I know what you are thinking. The last thing I am thinking about is our company culture. If it doesn’t bring in revenue or cut our burn, should we be focusing on it? Our culture right now has to be to work our asses off. In an early stage venture, you lack defined parameters for company behavior—including your own behavior. It is like driving on a road without a speed limit, stop lights or lane lines. Left to its own devices, or lacking the appropriate attention, you are actually enabling a corporate culture with negative undertones and a tolerance for unacceptable behavior. If you fail to set down your core values, you not only bear that risk, but you are not taking advantage of something that can create a competitive advantage.

“Set core values that are non-negotiable!” 

The best companies develop core values that impact their company culture, brand, and business strategies, making them quite unique. Most entrepreneurs adopt the perspective that culture is a luxury rather than a critical foundational element of a strong company. Regardless of your stage, you must set core values that are non-negotiable. When your organization lacks guardrails and guidelines, which most early stage ventures do, you need to construct boundaries to guide behavior.

Your Values Must Be Real

Take a look at this list of corporate values: Communication. Respect. Integrity. Excellence. They sound pretty good, don’t they? Strong, concise, meaningful. Maybe they even resemble your own company’s values, the ones you spent so much time writing, debating, and revising. If so, you should be nervous. These are the corporate values of Enron, as stated in the company’s 2000 annual report, and as events have shown, they’re not meaningful; they’re meaningless.

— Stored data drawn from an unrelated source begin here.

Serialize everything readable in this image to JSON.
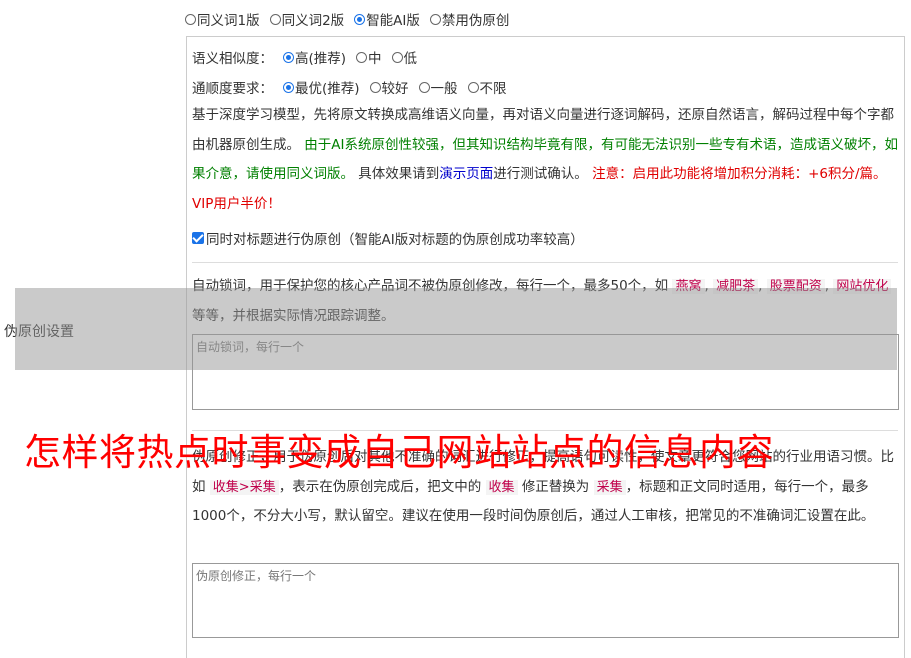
{
  "section_label": "伪原创设置",
  "mode_options": [
    {
      "label": "同义词1版",
      "selected": false
    },
    {
      "label": "同义词2版",
      "selected": false
    },
    {
      "label": "智能AI版",
      "selected": true
    },
    {
      "label": "禁用伪原创",
      "selected": false
    }
  ],
  "similarity": {
    "label": "语义相似度：",
    "options": [
      {
        "label": "高(推荐)",
        "selected": true
      },
      {
        "label": "中",
        "selected": false
      },
      {
        "label": "低",
        "selected": false
      }
    ]
  },
  "fluency": {
    "label": "通顺度要求：",
    "options": [
      {
        "label": "最优(推荐)",
        "selected": true
      },
      {
        "label": "较好",
        "selected": false
      },
      {
        "label": "一般",
        "selected": false
      },
      {
        "label": "不限",
        "selected": false
      }
    ]
  },
  "description": {
    "part1": "基于深度学习模型，先将原文转换成高维语义向量，再对语义向量进行逐词解码，还原自然语言，解码过程中每个字都由机器原创生成。",
    "part2_green": "由于AI系统原创性较强，但其知识结构毕竟有限，有可能无法识别一些专有术语，造成语义破坏，如果介意，请使用同义词版。",
    "part3": "具体效果请到",
    "link": "演示页面",
    "part4": "进行测试确认。",
    "part5_red": "注意：启用此功能将增加积分消耗：+6积分/篇。VIP用户半价！"
  },
  "title_checkbox": {
    "checked": true,
    "label": "同时对标题进行伪原创（智能AI版对标题的伪原创成功率较高）"
  },
  "lock_words": {
    "text_before": "自动锁词，用于保护您的核心产品词不被伪原创修改，每行一个，最多50个，如",
    "examples": [
      "燕窝",
      "减肥茶",
      "股票配资",
      "网站优化"
    ],
    "text_after": "等等，并根据实际情况跟踪调整。",
    "placeholder": "自动锁词，每行一个"
  },
  "correction": {
    "text1": "伪原创修正，用于伪原创后对其他不准确的词汇进行修正，提高语句可读性，使文章更符合您网站的行业用语习惯。比如",
    "example_rule": "收集>采集",
    "text2": "，表示在伪原创完成后，把文中的",
    "example_from": "收集",
    "text3": "修正替换为",
    "example_to": "采集",
    "text4": "，标题和正文同时适用，每行一个，最多1000个，不分大小写，默认留空。建议在使用一段时间伪原创后，通过人工审核，把常见的不准确词汇设置在此。",
    "placeholder": "伪原创修正，每行一个"
  },
  "overlay_title": "怎样将热点时事变成自己网站站点的信息内容",
  "colors": {
    "accent": "#1a73e8",
    "green": "#008000",
    "red": "#e00000",
    "link": "#0000cc",
    "keyword": "#c0004a",
    "overlay": "#ff0000"
  }
}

Most values statements are bland, toothless, or just plain dishonest. And far from being harmless, they’re often highly destructive. Empty values create cynical and dispirited employees, alienate customers, and undermine managerial credibility. Values can set a company apart from the competition by clarifying its identity and serving as a rallying point for employees. But coming up with strong values—and sticking to them—requires real guts. If you’re not willing to accept the pain real values incur, don’t bother going to the trouble of formulating a values statement.